In primo luogo, i cittadini italiani residenti all’estero devono contemporaneamente registrarsi all’NHS (recandosi da un GP, come vedremo tra un attimo) ed iscriversi all’AIRE, l’Anagrafe dei residenti all’estero. Quest’ultimo è un obbligo previsto dalla legge, che, nel caso in cui si intenda risiedere in UK, deve essere assolto entro 90 giorni, pena (parecchie) complicazioni dal punto di vista fiscale, in cui potrete incorrere anche a distanza di anni, essendo soggetti – nel caso non siate residenti – alla tassazione da parte di entrambi i Paesi.
L’iscrizione all’AIRE vi priverà del diritto di ricevere trattamenti sanitari non urgenti in Italia e vi cancellerà automaticamente dalle liste del vostro medico di famiglia, in quanto potrete esercitare il medesimo diritto in Inghilterra: andate dunque dal GP (General Practitioner) più vicino o comunque di vostra preferenza e registratevi. In caso contrario, potrete accedere solo alle cure dell’A&E o di un Urgent Care Service con servizio di walk-in, in pratica una sorta di punto di Primo Soccorso, in cui non è richiesta la registrazione.
Vivere e lavorare in UK, ovvero – secondo la normativa – essere ordinariamente residenti in questo Paese non vi esonera, anche in questo caso, dal pagamento dei farmaci o delle prestazioni odontoiatriche, ma solo dal pagamento dei servizi “planned” e di “secondary care”, ovvero quelli programmati e non urgenti, come, per esempio, le visite di follow-up dopo un trattamento effettuato in regime di urgenza.
L’Italia continuerà a pagare tutte le vostre cure, purché vi siate registrati all’AIRE!
Non sarà neppure necessario produrre, al momento dell’accesso presso una struttura sanitaria, la Tessera Sanitaria e quella di assicurazione europea, ma sarà sufficiente dichiarare i propri dati personali.

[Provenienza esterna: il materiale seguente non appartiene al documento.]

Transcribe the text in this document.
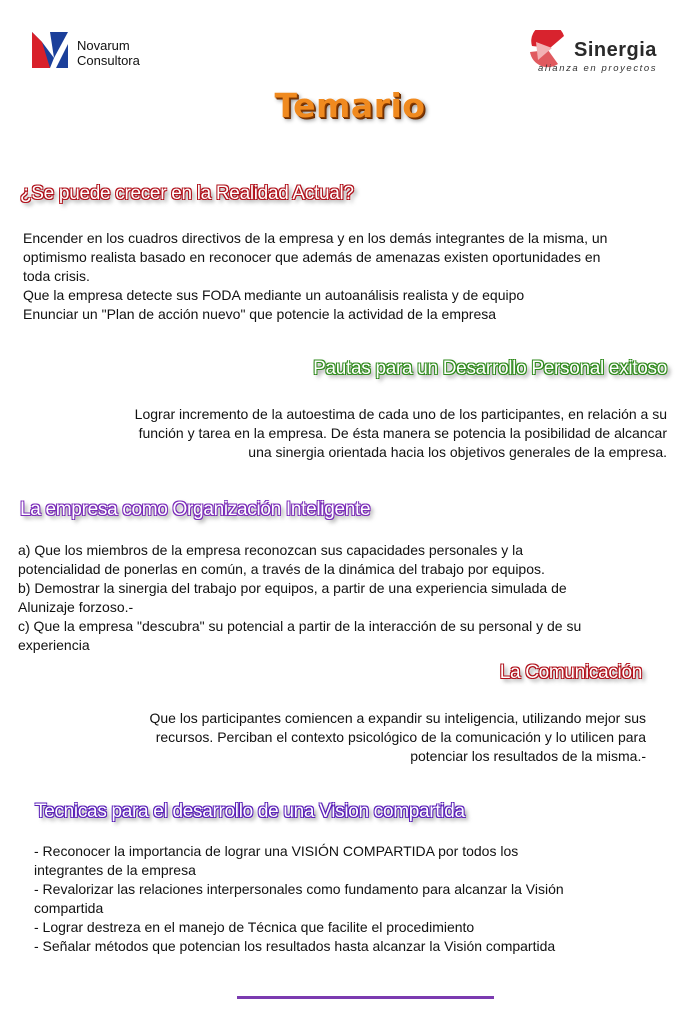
Novarum
Consultora	Sinergia
alianza en proyectos
Temario
¿Se puede crecer en la Realidad Actual?
Encender en los cuadros directivos de la empresa y en los demás integrantes de la misma, un
optimismo realista basado en reconocer que además de amenazas existen oportunidades en
toda crisis.
Que la empresa detecte sus FODA mediante un autoanálisis realista y de equipo
Enunciar un "Plan de acción nuevo" que potencie la actividad de la empresa
Pautas para un Desarrollo Personal exitoso
Lograr incremento de la autoestima de cada uno de los participantes, en relación a su
función y tarea en la empresa. De ésta manera se potencia la posibilidad de alcancar
una sinergia orientada hacia los objetivos generales de la empresa.
La empresa como Organización Inteligente
a) Que los miembros de la empresa reconozcan sus capacidades personales y la
potencialidad de ponerlas en común, a través de la dinámica del trabajo por equipos.
b) Demostrar la sinergia del trabajo por equipos, a partir de una experiencia simulada de
Alunizaje forzoso.-
c) Que la empresa "descubra" su potencial a partir de la interacción de su personal y de su
experiencia
La Comunicación
Que los participantes comiencen a expandir su inteligencia, utilizando mejor sus
recursos. Perciban el contexto psicológico de la comunicación y lo utilicen para
potenciar los resultados de la misma.-
Tecnicas para el desarrollo de una Vision compartida
- Reconocer la importancia de lograr una VISIÓN COMPARTIDA por todos los
integrantes de la empresa
- Revalorizar las relaciones interpersonales como fundamento para alcanzar la Visión
compartida
- Lograr destreza en el manejo de Técnica que facilite el procedimiento
- Señalar métodos que potencian los resultados hasta alcanzar la Visión compartida
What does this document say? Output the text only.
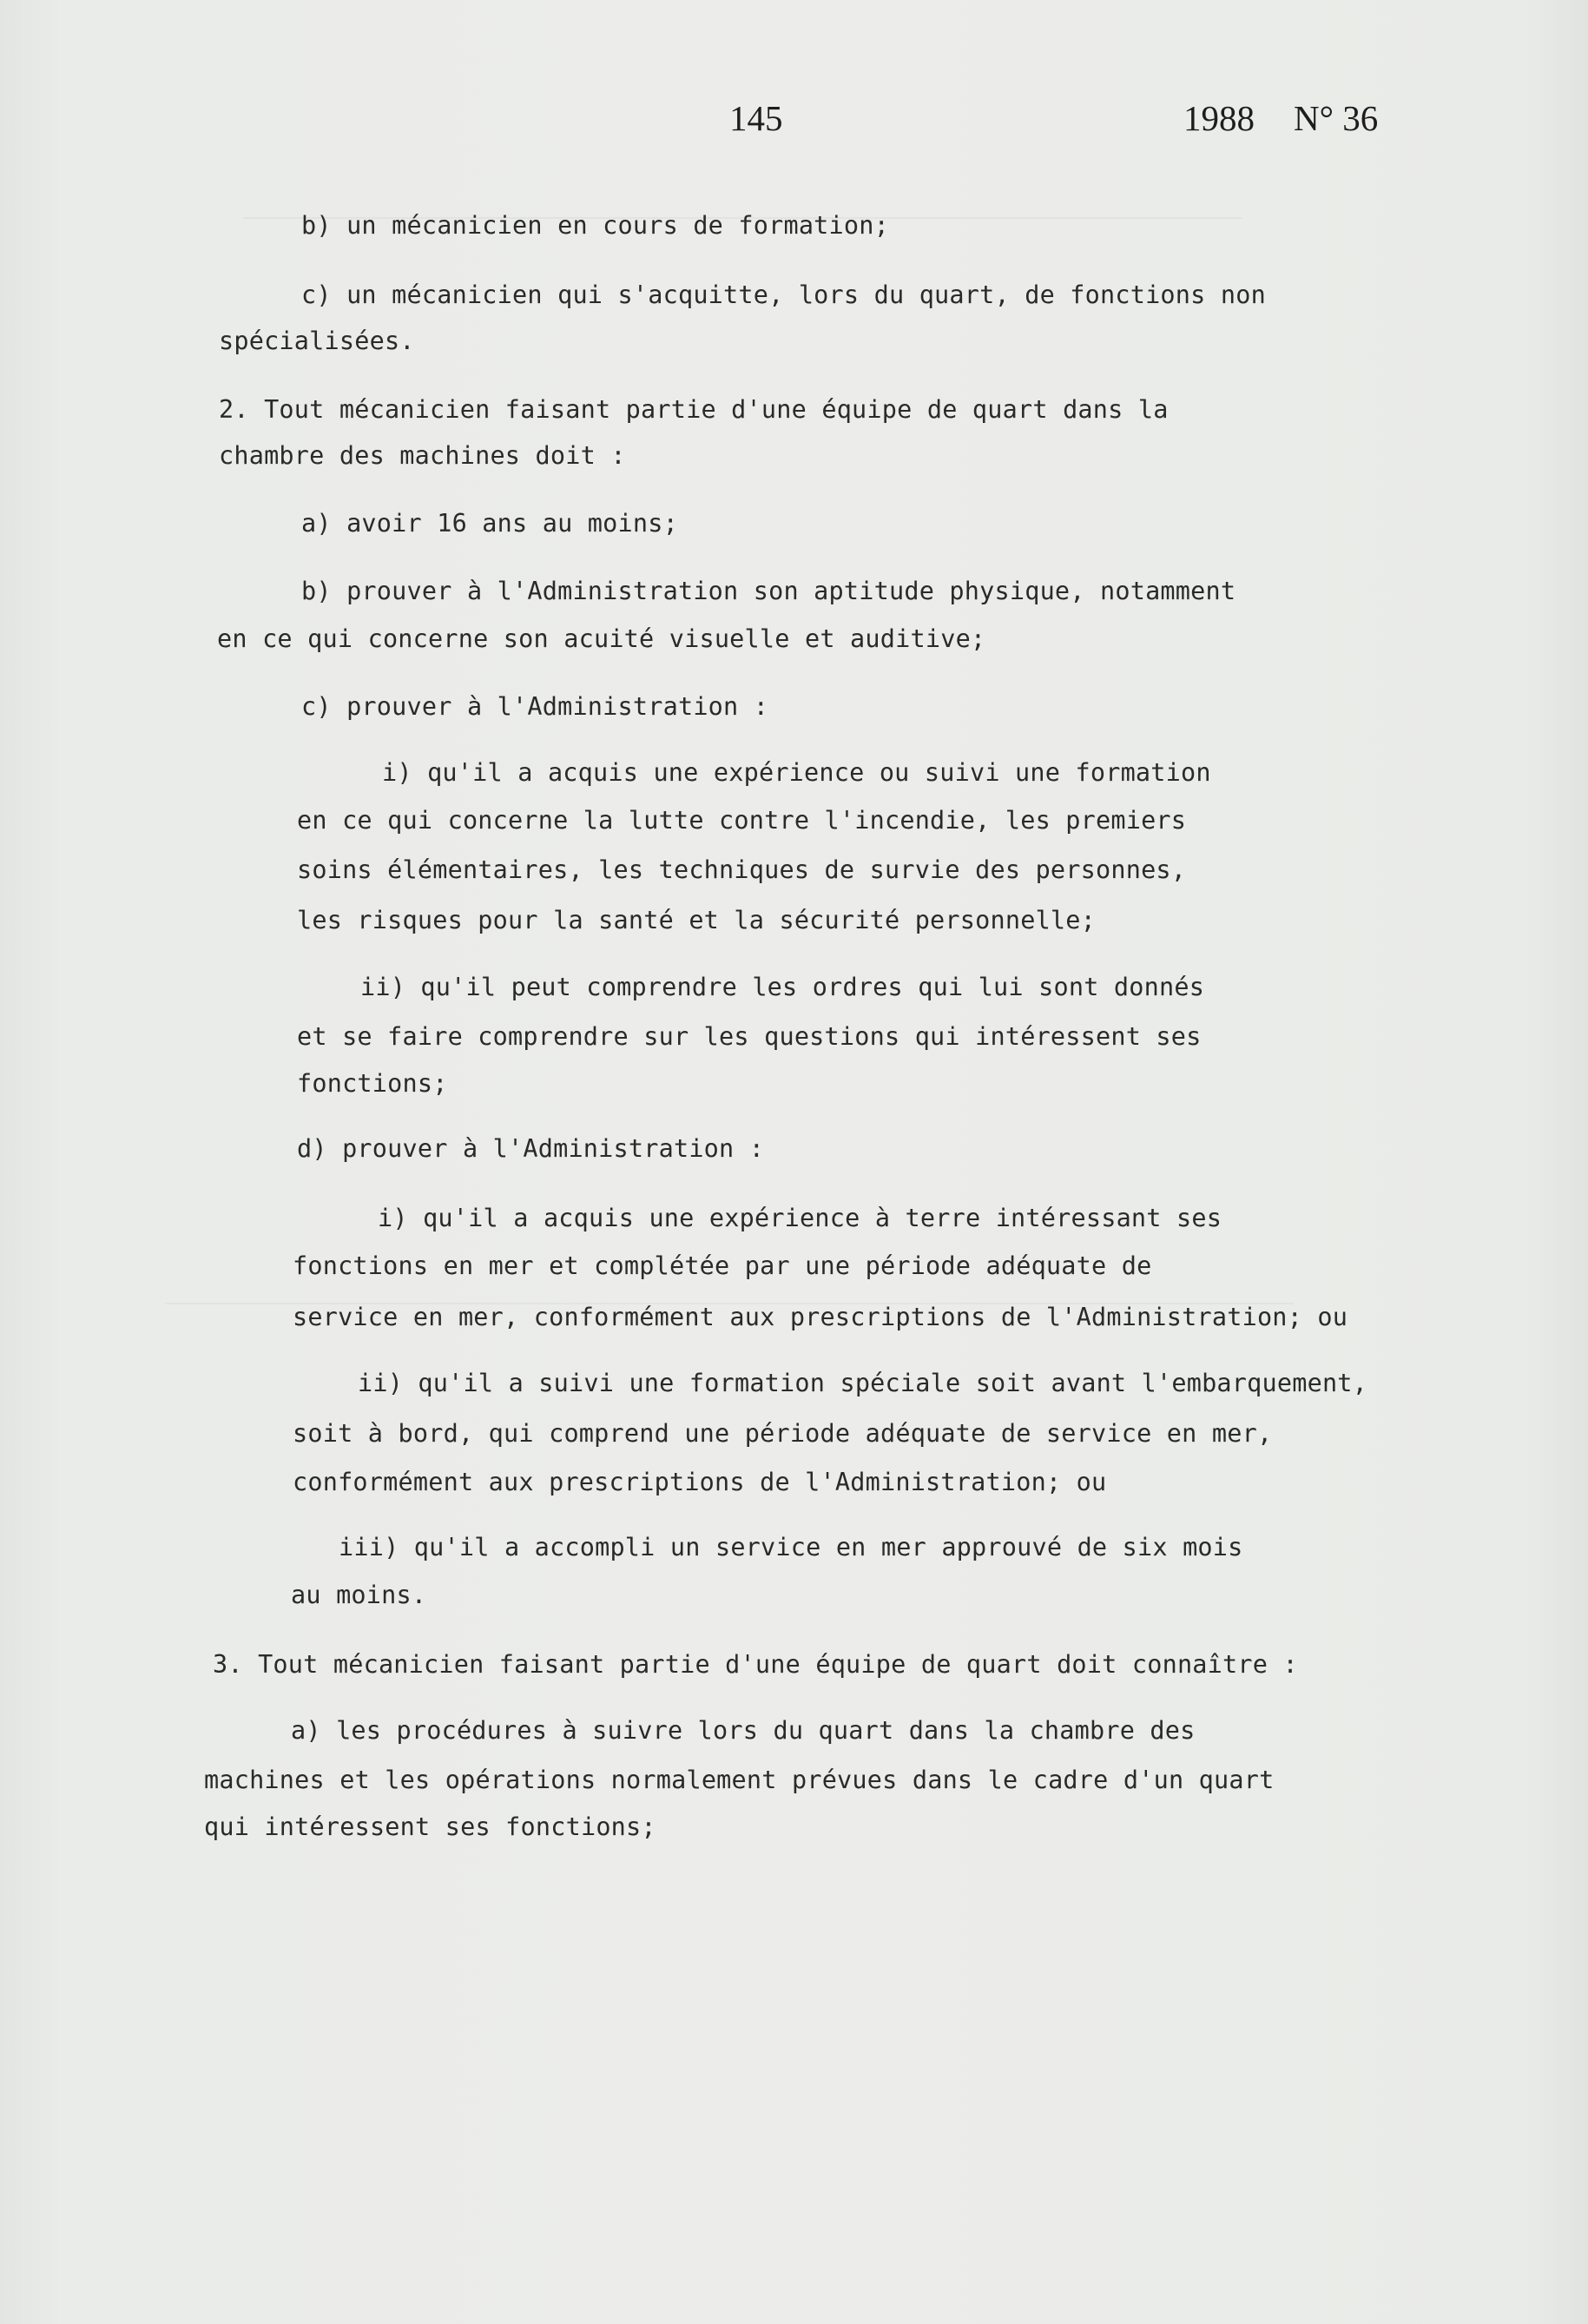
145	1988 N° 36
b) un mécanicien en cours de formation;
c) un mécanicien qui s'acquitte, lors du quart, de fonctions non
spécialisées.
2. Tout mécanicien faisant partie d'une équipe de quart dans la
chambre des machines doit :
a) avoir 16 ans au moins;
b) prouver à l'Administration son aptitude physique, notamment
en ce qui concerne son acuité visuelle et auditive;
c) prouver à l'Administration :
i) qu'il a acquis une expérience ou suivi une formation
en ce qui concerne la lutte contre l'incendie, les premiers
soins élémentaires, les techniques de survie des personnes,
les risques pour la santé et la sécurité personnelle;
ii) qu'il peut comprendre les ordres qui lui sont donnés
et se faire comprendre sur les questions qui intéressent ses
fonctions;
d) prouver à l'Administration :
i) qu'il a acquis une expérience à terre intéressant ses
fonctions en mer et complétée par une période adéquate de
service en mer, conformément aux prescriptions de l'Administration; ou
ii) qu'il a suivi une formation spéciale soit avant l'embarquement,
soit à bord, qui comprend une période adéquate de service en mer,
conformément aux prescriptions de l'Administration; ou
iii) qu'il a accompli un service en mer approuvé de six mois
au moins.
3. Tout mécanicien faisant partie d'une équipe de quart doit connaître :
a) les procédures à suivre lors du quart dans la chambre des
machines et les opérations normalement prévues dans le cadre d'un quart
qui intéressent ses fonctions;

Il concetto di ordinaria residenza, per la normativa inglese, è determinante, ma piuttosto indefinito nei suoi contorni. In altri termini, è piuttosto generico e può essere soggetto a verifiche da parte degli organi competenti, caso per caso. Tuttavia, in linea generale, si può considerare ordinariamente residente un cittadino straniero che viva legalmente e volontariamente in Inghilterra e che abbia organizzato la sua vita in modo stabile in questo Paese. Si considera normalmente, ma non necessariamente, un residente ordinario in UK chiunque vi trascorra un periodo di almeno sei mesi l’anno, ma un cittadino dell’Unione Europea potrebbe benissimo essere considerato tale sin dal primo giorno.
La qualifica precedentemente descritta si estende anche ai figli che non vivano nel Regno Unito, a condizione che venga dimostrato che vivono abitualmente con entrambi i genitori, ma non ai partner/coniugi, che avranno invece diritto solo alle prestazioni sanitarie necessarie.
Spero che queste informazioni vi possano essere utili, ma il mio augurio è che non vi debbano mai servire davvero!